Con algunos destacados antecedentes, como su mención en las Cantigas de Santa María de Alfonso X (la 368), no será hasta fines del siglo XV cuando las fuentes documentales comiencen a hacerse eco, ya de forma ininterrumpida hasta nuestros días, de los ‘barcos del pasaje’ entre El Puerto y Cádiz, que tradicionalmente fueron faluchos pesqueros (arbolados con un palo inclinado a proa -la entena- y vela latina) adaptados a su nuevo quehacer. Por vez primera, que se sepa, en 1489, cuando el concejo de Jerez mostró sus quejas al portuense porque a los pasajeros jerezanos se les cobraba por la travesía medio real en vez de los 6 maravedís que estaban estipulados, desde fecha incierta.
Ya entonces el tráfico de pasajeros estaba monopolizado por los señores jurisdiccionales de El Puerto, los duques de Medinaceli, que lo eran desde 1370, y en sus manos continuó –siempre explotado por vía de arrendamiento- hasta 1743, catorce años después de que la ciudad dejara de ser un señorío para convertirse (1729) en ciudad realenga. Entonces, una Real Orden de Felipe V eliminó el presunto derecho del monopolio por no tener base legal alguna y que sólo se sustentó durante siglos, decía el documento, por ‘la tolerancia anticuada’.
Años atrás, hacia 1680, cuando en Cádiz se estableció la cabecera de las flotas de Indias y la bahía comenzaba a vivir un notable crecimiento a impulsos del tráfico comercial con América, el servicio de los ‘barcos del pasaje’ se “liberalizó”, pudiendo los barqueros portuenses y gaditanos desde entonces cubrir la travesía con sus propios faluchos; eso sí, teniendo que satisfacer, entre otras prestaciones, una renta a las arcas ducales.
Las festivas travesías
Numerosos viajeros -en torno a un centenar- que conocieron, por vividas, las travesías en los ‘barcos del pasaje’, escribieron de ellas: viajeros ilustrados y románticos, afamados escritores o en ciernes de serlo, militares, diplomáticos, aventureros… Antonio Ponz, José María Blanco White, Antonio Alcalá Galiano, Fernán Caballero, Pedro Antonio de Alarcón, Pío Baroja, Alejandro Dumas, Théophile Gautier, Antoine de Latour, Charles Davillier… Acaso el testimonio más antiguo, de 1594, está en el diario que a modo de una guía de viaje escribió monseñor Camilo Borghese, a quien el Papa Clemente VIII envió como nuncio ante la corte de Felipe II, y que entonces recaló en El Puerto procedente de Sanlúcar. Hizo carrera monseñor, pues en 1605, a los once años de su travesía de El Puerto a Cádiz, fue elegido Papa con el nombre de Pablo V. Pregúntenle a Galileo por él.

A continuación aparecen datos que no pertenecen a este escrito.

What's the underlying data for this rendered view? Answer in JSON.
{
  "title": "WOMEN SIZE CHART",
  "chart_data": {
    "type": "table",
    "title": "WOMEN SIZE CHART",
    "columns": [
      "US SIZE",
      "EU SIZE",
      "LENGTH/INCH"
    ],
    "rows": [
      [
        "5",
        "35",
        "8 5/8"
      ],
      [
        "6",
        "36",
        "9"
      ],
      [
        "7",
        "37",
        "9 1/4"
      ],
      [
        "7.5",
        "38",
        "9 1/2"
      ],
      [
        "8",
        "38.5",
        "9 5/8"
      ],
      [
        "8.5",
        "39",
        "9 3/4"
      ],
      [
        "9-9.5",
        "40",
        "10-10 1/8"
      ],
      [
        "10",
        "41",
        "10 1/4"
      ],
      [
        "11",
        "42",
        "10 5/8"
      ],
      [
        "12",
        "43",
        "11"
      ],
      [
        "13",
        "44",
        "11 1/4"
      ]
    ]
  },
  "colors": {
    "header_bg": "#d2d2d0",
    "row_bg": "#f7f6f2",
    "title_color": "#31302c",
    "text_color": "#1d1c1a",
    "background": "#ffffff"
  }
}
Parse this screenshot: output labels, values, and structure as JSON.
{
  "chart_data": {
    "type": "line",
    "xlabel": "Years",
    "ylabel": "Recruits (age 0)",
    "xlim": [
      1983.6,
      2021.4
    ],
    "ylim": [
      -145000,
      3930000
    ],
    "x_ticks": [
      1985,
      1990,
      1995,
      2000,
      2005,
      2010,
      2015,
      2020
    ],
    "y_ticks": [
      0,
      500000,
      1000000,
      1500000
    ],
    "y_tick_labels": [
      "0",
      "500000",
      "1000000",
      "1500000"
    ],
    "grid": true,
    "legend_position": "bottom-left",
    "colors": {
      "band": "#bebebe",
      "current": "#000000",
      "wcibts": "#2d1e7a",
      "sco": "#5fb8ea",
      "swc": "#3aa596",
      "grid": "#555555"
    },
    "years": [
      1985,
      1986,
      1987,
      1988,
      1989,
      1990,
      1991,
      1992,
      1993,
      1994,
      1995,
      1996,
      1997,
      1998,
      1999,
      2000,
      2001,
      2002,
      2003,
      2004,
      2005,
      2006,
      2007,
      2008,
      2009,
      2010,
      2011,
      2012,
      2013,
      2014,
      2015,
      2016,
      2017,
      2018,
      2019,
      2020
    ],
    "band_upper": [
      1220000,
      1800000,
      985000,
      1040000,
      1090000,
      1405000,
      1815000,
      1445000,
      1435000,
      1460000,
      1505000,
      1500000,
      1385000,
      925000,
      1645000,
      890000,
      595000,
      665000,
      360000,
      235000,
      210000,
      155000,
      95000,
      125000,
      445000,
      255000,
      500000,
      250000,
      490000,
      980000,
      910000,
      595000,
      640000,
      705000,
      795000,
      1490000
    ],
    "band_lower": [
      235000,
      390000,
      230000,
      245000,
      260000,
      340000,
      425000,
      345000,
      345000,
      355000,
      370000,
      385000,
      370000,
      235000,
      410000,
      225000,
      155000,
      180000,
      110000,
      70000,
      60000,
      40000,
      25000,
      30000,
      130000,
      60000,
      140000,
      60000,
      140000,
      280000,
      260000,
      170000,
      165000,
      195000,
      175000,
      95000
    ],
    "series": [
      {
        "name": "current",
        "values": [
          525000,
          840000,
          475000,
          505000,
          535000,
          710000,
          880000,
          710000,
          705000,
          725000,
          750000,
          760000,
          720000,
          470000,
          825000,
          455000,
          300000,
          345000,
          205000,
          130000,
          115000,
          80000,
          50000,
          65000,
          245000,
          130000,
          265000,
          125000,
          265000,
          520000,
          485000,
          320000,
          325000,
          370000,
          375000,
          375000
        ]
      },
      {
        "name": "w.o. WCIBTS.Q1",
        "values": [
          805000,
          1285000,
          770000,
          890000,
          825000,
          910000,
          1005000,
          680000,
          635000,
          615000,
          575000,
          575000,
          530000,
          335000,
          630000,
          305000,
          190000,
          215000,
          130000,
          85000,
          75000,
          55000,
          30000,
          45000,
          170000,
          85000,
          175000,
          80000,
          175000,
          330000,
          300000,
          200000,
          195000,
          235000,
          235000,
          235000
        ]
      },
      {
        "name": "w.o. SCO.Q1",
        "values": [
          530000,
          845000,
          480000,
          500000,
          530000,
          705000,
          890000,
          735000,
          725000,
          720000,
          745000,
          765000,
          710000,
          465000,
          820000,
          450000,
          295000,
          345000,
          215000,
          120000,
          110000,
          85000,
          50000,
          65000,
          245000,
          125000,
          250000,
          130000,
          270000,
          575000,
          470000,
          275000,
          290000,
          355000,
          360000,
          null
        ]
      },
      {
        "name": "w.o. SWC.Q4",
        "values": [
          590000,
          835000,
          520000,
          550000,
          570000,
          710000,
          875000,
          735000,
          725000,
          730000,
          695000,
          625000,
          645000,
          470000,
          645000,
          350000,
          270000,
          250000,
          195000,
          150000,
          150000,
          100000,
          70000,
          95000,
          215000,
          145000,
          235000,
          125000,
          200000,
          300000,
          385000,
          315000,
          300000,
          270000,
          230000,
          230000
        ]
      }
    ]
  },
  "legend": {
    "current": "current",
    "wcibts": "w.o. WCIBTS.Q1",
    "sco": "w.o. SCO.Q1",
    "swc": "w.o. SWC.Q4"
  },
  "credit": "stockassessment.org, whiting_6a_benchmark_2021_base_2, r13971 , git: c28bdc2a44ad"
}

Los viejos documentos de archivos y los testimonios de los viajeros permiten conocer las señas de identidad que eran propias a las travesías, principalmente durante el último tercio del luminoso siglo XVIII y la decadente primera mitad del XIX. Así, por ejemplo, las broncas y peleas mantenidas en el muelle de la Pescadería portuense (frente al Castillo de San Marcos) entre los barqueros y caleseros por hacerse con los pasajeros; la tradición, tras salvar la sempiterna barra del Guadalete, que tantos naufragios y víctimas se cobraba, de ofrecer una oración a quienes habían fallecido en tan traicionero lugar y hacer una colecta para oficiar misas por el eterno descanso de los difuntos; la vieja costumbre, mantenida durante siglos -la inmortal picaresca española-, de exigir a los incautos viajeros extranjeros una cantidad de más por el pasaje una vez en mar abierto; o los tumultuosos embarques de los gaditanos para asistir a las célebres corridas en el coso portuense y a la Feria de la Victoria, de los que nacieron populares sainetes -p. ej., Los faluchos del Puerto (1834)- y popularísimas canciones, como Los toros del Puerto (1841), la canción más popular en la España de la segunda mitad del XIX: “dio la vuelta a Europa”, dijo de ella Antoine de Latour; que comenzaba con el evocador pregón…“¡Que vivan los cuerpos güenos / que viva la gente crúa! / Avechucho, / atrácame ese falucho.”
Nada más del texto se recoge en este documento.